Refiro-me, no meu caso especificamente, ao jogo Medal of Honor, que me foi companhia em muitas madrugadas da minha juventude, levando-me às batalhas mais importantes da Segunda Guerra Mundial. Suas imagens eram compostas por formas quadriculadas de uma tridimensionalidade incipiente. Se comparado com os jogos de guerra atuais, deixaria muito a desejar pela sua qualidade técnica. Aqueles jogos não tinham esse ultrarrealismo mesmerizante que vemos nas produções atuais. Essa evolução não é um fenômeno restrito aos jogos de videogame, mas perpassa toda a indústria audiovisual.
No entanto, a experiência que aqueles jogos ofereciam transcendia seu aspecto técnico. Olhando com certa distância, é possível entender que as limitações técnicas dos jogos eram aquilo que permitia uma experiência mais edificante com eles. Seus defeitos técnicos faziam com que nossa experiência fosse mais abstrativa. Fazia com que eles fossem universos distintos da realidade. A imperfeição permitia a abstração. Os defeitos técnicos, ao invés de diminuírem a experiência, abriam uma janela para algo muito mais profundo: a atmosfera de mistério e o espaço para a imaginação.
Essa deficiência técnica, a falta de detalhes hiper-realistas e a escassez de efeitos visuais estonteantes tornavam o jogo mais rico em simbolismo. Ele não era uma reprodução perfeita do real, mas uma representação, uma interpretação da realidade. A imperfeição deixava espaço para a imaginação, para o subjetivo, criando um ambiente onde o jogador não era mero espectador, mas cocriador, através da sua própria imaginação, do universo apresentado. Esse espaço para o mistério permite que o jogo seja mais do que um entretenimento ou uma distração; torna-se, até certo ponto e guardadas as devidas proporções, uma obra de arte, à medida em que ainda abre espaço para a imaginação humana interagir com a obra. Não pelo encanto das imagens, mas pela possibilidade de representar uma linguagem através das suas formas.

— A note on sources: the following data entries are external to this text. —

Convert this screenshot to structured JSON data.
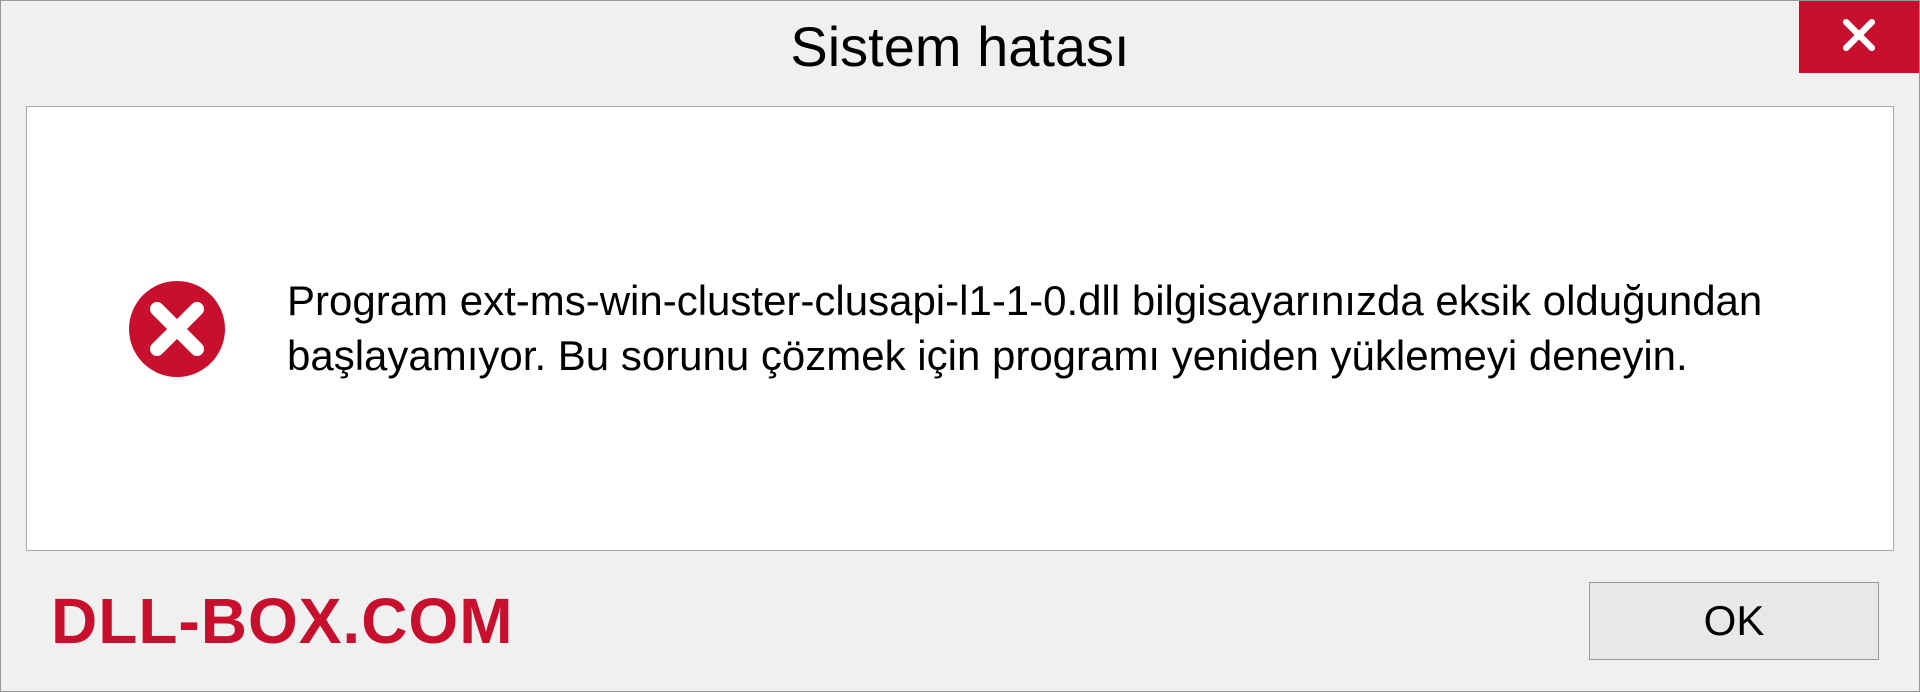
{
  "dialog": {
    "title": "Sistem hatası",
    "message": "Program ext-ms-win-cluster-clusapi-l1-1-0.dll bilgisayarınızda eksik olduğundan başlayamıyor. Bu sorunu çözmek için programı yeniden yüklemeyi deneyin.",
    "ok_label": "OK"
  },
  "watermark": "DLL-BOX.COM",
  "colors": {
    "accent_red": "#c8102e",
    "background": "#f0f0f0"
  }
}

Quando experimentamos os jogos e os filmes atuais, vemos um fenômeno inverso. Os recursos gráficos e tecnológicos evoluíram a tal ponto que, em muitos casos, a representação cedeu lugar à tentativa de reprodução exata da realidade ou até mesmo à tentativa de sequestrar os sentidos do espectador, hipnotizando-o com ilusões e efeitos estonteantes. Com a obsessão pela perfeição estética e pelo efeito especial, a linguagem dos jogos e dos filmes perdeu, paradoxalmente, sua expressividade. A busca pela impecabilidade em cada detalhe visual sufocou a abstração e a expressão simbólica. Ao invés de abrir espaço para a imaginação, as experiências audiovisuais contemporâneas nos prendem a um universo fechado. Os jogos viraram máquinas de sequestro da atenção. Não que os jogos do passado não tivessem a mesma intenção de capturar sua atenção no máximo grau possível. Porém, essa intenção era blindada pela incapacidade técnica dos gráficos e recursos visuais. A pobreza estética salvava a má intenção.
A discussão
Nesse sentido, grande parte da discussão sobre arte que tem acontecido nos meios mais conservadores ou religiosos da internet não passa de verborragia. Muito se fala nesses meios sobre a diferença entre o que é grande arte e o que é uma arte inferior. A justificativa para a grande arte geralmente se dá pela sua qualidade técnica ou pela simulação da realidade nela contida. Essas discussões se dão em nível histórico e nunca a nível fenomenológico. Se discute qual civilização ou qual período produziu grande arte, em detrimento da suposta decadência contemporânea.
A frase “which way western man?” (“para qual caminho, homem ocidental?”, em tradução livre) é comumente compartilhada nas redes sociais apresentando obras de arte do passado. Geralmente utiliza-se um recorte específico entre os séculos XVI e XIX, em comparação com obras modernas ou contemporâneas (que, por sinal, existem em um contexto específico e distinto das obras anteriores). Essa comparação tem como finalidade gerar um choque na audiência, forçando que se chegue à conclusão de que as obras atuais — por serem tecnicamente inferiores — precisam ser descartadas. Até mesmo o grande escultor católico Auguste Rodin já foi vítima dessas comparações idiotas: mostraram uma de suas grandes obras — uma estátua disforme – e a colocaram em comparação com algum estatuário romântico, daqueles que o artista esculpe o mármore com aparência de véu. Supostamente, essa minúcia no tratamento do mármore é superior à grandiosa obra de Rodin.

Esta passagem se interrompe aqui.